Total instructional hours by students taught came to 349,421 hours, compared to the last record of 233,042 set in 2004-2005. That’s the equivalent of nearly 1,200 full-time students. The institute delivered 1,189 courses to more than 1,000 different agencies and enrolled students from 42 states and all 114 Missouri counties, Wilson said.

Wilson, who has been with MU FRTI for 10 years, recently accepted a job as training chief with the Overland Park, Kan., fire department. He will leave MU FRTI at the end of July. A national search will be made for his replacement. More information is available at extension.missouri.edu/careers. Review of applications will begin September 15, 2006 and will continue until position is filled.

The federal government required that all emergency responders, from local and state, to federal agencies, be trained in the National Incident Management System, a plan meant to coordinate disaster response efforts between agencies. MU FRTI was one of six agencies offering that training in Missouri. The programs were funded by the State Emergency Management Agency via federal grants.

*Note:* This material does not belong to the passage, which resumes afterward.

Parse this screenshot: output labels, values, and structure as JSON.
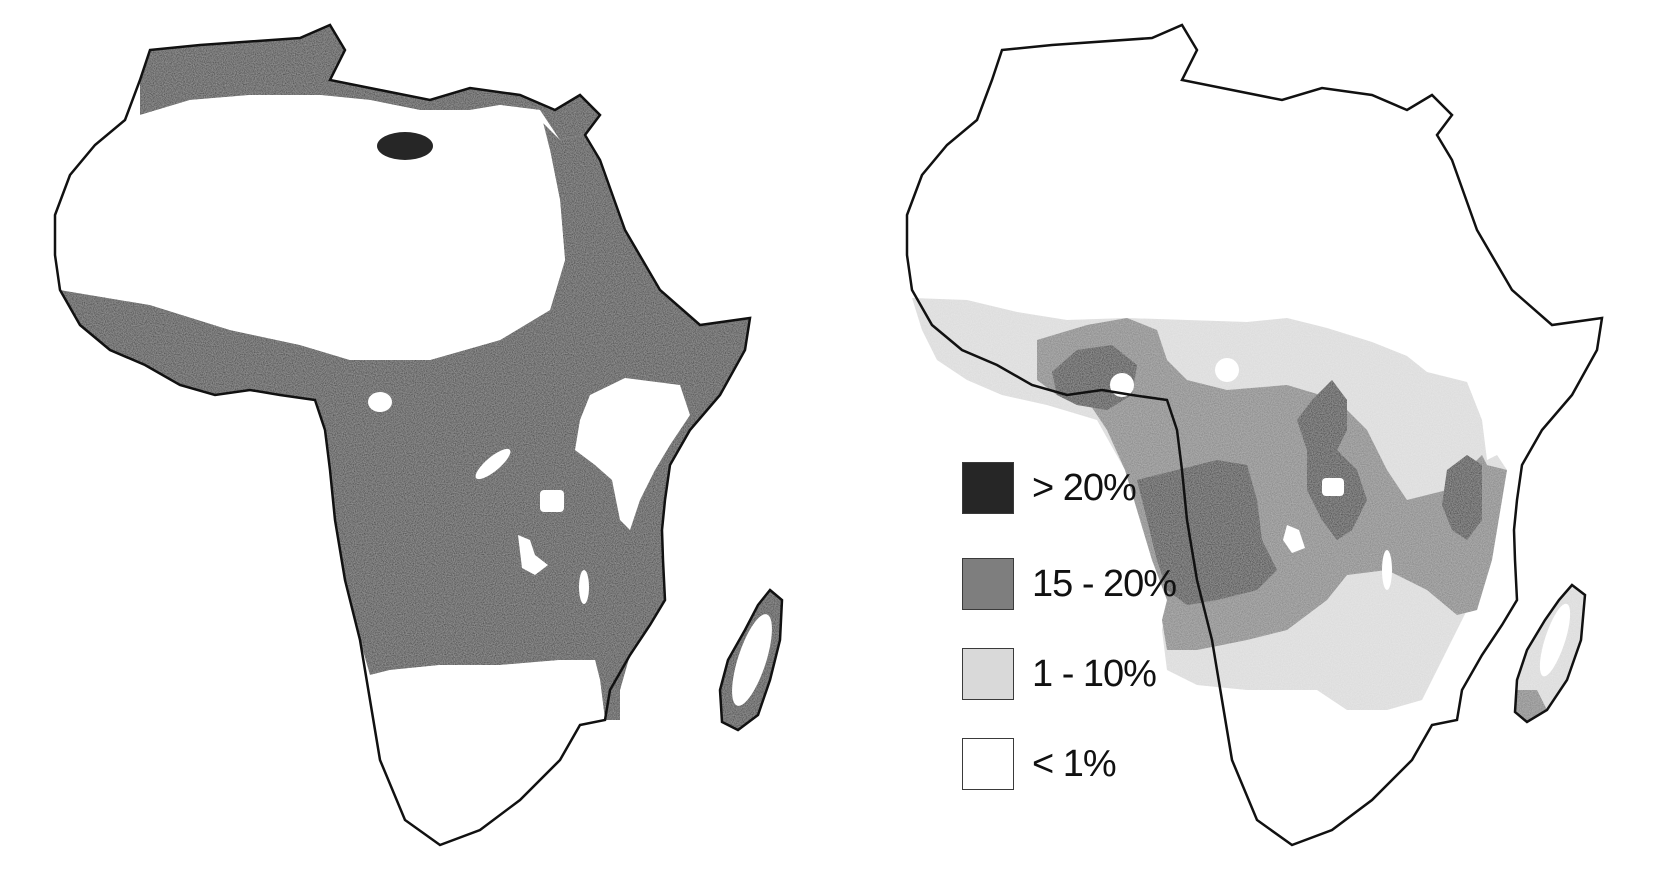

Also, MU FRTI trained emergency responders in the St. Louis and Kansas City areas in advanced technical rescue techniques as part of the federal urban area security initiative.

The institute, which recently celebrated the 25th anniversary of its nationally-recognized Winter Fire School, traces its roots back to 1933. MU FRTI offers unbiased training to emergency personnel throughout the state and nationally. MU FRTI began to expand its mission in 2000 beyond traditional firefighting education to providing counter-terrorism and emergency management training to local responders, military personnel, state and local governments, private companies and extension specialists.

The institute employs 15 staff and about 160 part-time instructors. Last year’s operating budget was $2.36 million.